The naive solution goes like this:
txt = """-1.5 16.25 1.02
-1.25 17 1.03
-1 15 1.03
-0.75 9 1.09
-0.5 5.9 1.15
-0.25 5.2 1.17
0 4.77 1.19
+0.25 3.14 1.35
+0.5 2.5 1.54
+0.75 2.21 1.69
+1 1.91 1.96
+1.25 1.64 2.27
+1.5 1.52 2.56
+1.75 1.37 3.06
+2 1.24 4.12
+2.25 1.2 4.44
+2.5 1.18 4.95
+2.75 1.12 6.49
+3 1.07 10"""
import numpy as np
# StringIO behaves like a file object, use it to simulate reading from a file
from StringIO import StringIO
x,y1,y2=np.transpose(np.loadtxt(StringIO(txt)))
p1 = np.poly1d(np.polyfit(x, y1, 1))
p2 = np.poly1d(np.polyfit(x, y2, 1))
print 'equations: ',p1,p2
#y1 and y2 have to be equal for some x, that you solve for :
# a x+ b = c x + d --> (a-c) x= d- b
a,b=list(p1)
c,d=list(p2)
x=(d-b)/(a-c)
print 'solution x= ',x
output:
equations:
-3.222 x + 7.323
1.409 x + 1.686
solution x= 1.21717324767
But then you plot the 'lines':
import matplotlib.pyplot as p
%matplotlib inline
p.plot(x,y1,'.-')
p.plot(x,y2,'.-')
And you realize you can't use a linear assumption but for a few segments.
x,y1,y2=np.transpose(np.loadtxt(StringIO(txt)))
x,y1,y2=x[8:13],y1[8:13],y2[8:13]
p1 = np.poly1d(np.polyfit(x, y1, 1))
p2 = np.poly1d(np.polyfit(x, y2, 1))
print 'equations: ',p1,p2
a,b=list(p1)
c,d=list(p2)
x0=(d-b)/(a-c)
print 'solution x= ',x0
p.plot(x,y1,'.-')
p.plot(x,y2,'.-')
Output:
equations:
-1.012 x + 2.968
1.048 x + 0.956
solution x= 0.976699029126
Even now one could improve by leaving two more points out (looking very linear, but that can be coincidental for a few points).
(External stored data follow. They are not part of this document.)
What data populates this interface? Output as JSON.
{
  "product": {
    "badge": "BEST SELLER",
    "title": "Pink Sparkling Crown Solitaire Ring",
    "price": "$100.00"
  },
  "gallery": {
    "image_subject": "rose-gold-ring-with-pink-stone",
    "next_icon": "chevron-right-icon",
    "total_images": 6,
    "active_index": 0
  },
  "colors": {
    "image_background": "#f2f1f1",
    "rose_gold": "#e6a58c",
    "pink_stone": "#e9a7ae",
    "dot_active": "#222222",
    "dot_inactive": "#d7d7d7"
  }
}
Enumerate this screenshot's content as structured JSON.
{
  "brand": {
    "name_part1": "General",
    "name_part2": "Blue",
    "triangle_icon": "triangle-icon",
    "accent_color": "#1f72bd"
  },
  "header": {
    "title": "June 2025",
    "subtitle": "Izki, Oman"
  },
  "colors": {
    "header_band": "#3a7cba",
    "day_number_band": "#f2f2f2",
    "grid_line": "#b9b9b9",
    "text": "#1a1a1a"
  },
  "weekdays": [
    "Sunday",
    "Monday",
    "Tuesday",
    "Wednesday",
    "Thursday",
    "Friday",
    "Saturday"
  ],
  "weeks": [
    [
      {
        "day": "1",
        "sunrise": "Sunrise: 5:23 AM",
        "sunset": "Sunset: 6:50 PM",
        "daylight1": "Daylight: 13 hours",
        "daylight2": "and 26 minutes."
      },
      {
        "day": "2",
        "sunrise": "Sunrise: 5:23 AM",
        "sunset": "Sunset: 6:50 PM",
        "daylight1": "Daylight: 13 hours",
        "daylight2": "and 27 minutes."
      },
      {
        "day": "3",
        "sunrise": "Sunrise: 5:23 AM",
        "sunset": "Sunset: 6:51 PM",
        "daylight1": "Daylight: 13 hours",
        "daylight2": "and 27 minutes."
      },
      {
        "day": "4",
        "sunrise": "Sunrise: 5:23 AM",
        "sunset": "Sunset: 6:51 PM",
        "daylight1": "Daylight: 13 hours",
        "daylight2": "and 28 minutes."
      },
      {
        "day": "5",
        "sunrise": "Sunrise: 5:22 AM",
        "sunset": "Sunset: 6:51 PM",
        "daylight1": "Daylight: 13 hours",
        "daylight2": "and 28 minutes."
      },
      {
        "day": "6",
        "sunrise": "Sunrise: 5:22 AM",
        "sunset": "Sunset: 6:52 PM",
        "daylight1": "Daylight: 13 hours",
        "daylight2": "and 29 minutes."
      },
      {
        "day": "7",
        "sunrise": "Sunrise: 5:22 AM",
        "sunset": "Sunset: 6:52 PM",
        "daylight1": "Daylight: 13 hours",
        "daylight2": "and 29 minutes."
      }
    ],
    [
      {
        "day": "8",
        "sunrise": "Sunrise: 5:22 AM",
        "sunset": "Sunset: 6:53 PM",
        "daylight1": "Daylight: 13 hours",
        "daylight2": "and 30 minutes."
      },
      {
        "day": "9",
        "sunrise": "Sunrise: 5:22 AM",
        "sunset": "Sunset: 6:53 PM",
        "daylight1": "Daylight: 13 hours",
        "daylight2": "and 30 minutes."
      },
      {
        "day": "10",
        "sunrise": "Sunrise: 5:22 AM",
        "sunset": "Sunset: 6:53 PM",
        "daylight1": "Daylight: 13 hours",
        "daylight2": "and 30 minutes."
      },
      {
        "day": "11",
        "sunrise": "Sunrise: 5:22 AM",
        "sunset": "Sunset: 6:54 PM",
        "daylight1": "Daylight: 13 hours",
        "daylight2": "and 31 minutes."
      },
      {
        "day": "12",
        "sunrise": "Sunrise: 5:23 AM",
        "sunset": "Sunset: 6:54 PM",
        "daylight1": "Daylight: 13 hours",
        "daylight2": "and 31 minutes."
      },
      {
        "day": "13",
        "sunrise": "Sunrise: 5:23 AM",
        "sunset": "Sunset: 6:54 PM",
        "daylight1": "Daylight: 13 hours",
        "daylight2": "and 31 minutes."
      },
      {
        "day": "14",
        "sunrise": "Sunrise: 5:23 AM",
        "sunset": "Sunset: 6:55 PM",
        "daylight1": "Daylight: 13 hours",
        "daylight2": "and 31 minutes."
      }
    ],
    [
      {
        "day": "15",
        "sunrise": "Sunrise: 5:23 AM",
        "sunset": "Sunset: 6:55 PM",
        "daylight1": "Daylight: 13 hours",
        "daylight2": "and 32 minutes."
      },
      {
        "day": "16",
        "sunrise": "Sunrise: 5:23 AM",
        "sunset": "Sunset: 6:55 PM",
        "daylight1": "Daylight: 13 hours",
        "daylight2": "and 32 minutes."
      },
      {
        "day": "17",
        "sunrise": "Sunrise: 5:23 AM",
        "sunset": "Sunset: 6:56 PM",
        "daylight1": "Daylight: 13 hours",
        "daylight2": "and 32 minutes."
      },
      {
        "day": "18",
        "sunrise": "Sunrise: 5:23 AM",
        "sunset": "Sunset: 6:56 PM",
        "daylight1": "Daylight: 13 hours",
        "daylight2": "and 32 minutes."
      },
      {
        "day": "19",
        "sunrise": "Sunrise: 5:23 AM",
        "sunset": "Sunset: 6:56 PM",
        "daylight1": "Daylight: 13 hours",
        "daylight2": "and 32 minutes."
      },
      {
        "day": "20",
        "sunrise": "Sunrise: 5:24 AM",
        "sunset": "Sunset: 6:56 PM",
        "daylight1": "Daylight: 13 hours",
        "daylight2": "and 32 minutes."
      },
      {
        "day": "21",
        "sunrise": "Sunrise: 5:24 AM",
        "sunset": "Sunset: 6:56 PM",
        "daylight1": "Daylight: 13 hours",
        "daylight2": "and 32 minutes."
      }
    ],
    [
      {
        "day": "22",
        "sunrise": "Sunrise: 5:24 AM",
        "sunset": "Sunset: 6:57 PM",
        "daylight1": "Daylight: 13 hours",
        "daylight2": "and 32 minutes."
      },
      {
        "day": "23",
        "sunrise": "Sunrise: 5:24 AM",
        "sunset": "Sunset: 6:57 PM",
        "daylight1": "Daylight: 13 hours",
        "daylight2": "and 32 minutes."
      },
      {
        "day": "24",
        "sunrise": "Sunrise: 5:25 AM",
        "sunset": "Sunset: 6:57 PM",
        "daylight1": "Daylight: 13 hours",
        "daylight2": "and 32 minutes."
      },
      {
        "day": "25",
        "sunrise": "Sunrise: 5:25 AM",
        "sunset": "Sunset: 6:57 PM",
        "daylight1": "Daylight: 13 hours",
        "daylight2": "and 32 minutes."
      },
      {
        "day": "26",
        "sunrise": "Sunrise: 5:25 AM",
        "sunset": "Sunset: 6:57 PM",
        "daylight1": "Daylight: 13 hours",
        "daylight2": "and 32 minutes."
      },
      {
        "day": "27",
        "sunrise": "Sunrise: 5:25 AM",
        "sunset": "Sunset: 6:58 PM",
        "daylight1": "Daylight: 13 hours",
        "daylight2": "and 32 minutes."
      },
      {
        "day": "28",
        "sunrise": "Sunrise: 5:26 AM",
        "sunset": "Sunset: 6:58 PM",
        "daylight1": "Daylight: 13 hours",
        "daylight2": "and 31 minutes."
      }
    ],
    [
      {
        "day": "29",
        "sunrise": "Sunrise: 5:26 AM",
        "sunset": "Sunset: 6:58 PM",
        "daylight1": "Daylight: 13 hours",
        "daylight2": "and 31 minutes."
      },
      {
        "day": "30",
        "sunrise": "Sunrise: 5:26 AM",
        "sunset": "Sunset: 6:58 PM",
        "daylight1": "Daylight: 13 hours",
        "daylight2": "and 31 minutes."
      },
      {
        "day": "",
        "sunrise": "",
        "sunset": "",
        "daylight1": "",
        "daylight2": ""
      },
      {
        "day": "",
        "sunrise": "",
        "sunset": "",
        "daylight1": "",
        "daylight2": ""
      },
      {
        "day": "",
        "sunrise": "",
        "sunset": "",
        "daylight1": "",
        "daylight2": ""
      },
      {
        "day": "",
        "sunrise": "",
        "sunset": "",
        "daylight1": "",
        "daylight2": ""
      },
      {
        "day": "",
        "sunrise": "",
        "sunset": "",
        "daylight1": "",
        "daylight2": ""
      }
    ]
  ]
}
x,y1,y2=np.transpose(np.loadtxt(StringIO(txt)))
x1,x2=x[8:12],x[9:13]
y1,y2=y1[8:12],y2[9:13]
p1 = np.poly1d(np.polyfit(x1, y1, 1))
p2 = np.poly1d(np.polyfit(x2, y2, 1))
print 'equations: ',p1,p2
a,b=list(p1)
c,d=list(p2)
x0=(d-b)/(a-c)
print 'solution x= ',x0
import matplotlib.pyplot as p
%matplotlib inline
p.plot(x1,y1,'.-')
p.plot(x2,y2,'.-')
Output:
equations:
-1.152 x + 3.073
1.168 x + 0.806
solution x= 0.977155172414
Possibly better would be to use more points and apply a 2nd order interpolation np.poly1d(np.polyfit(x,y1,2)) and then solve the equality for two 2nd order polynomials, which I leave as an exercise (quadratic equation) for the reader.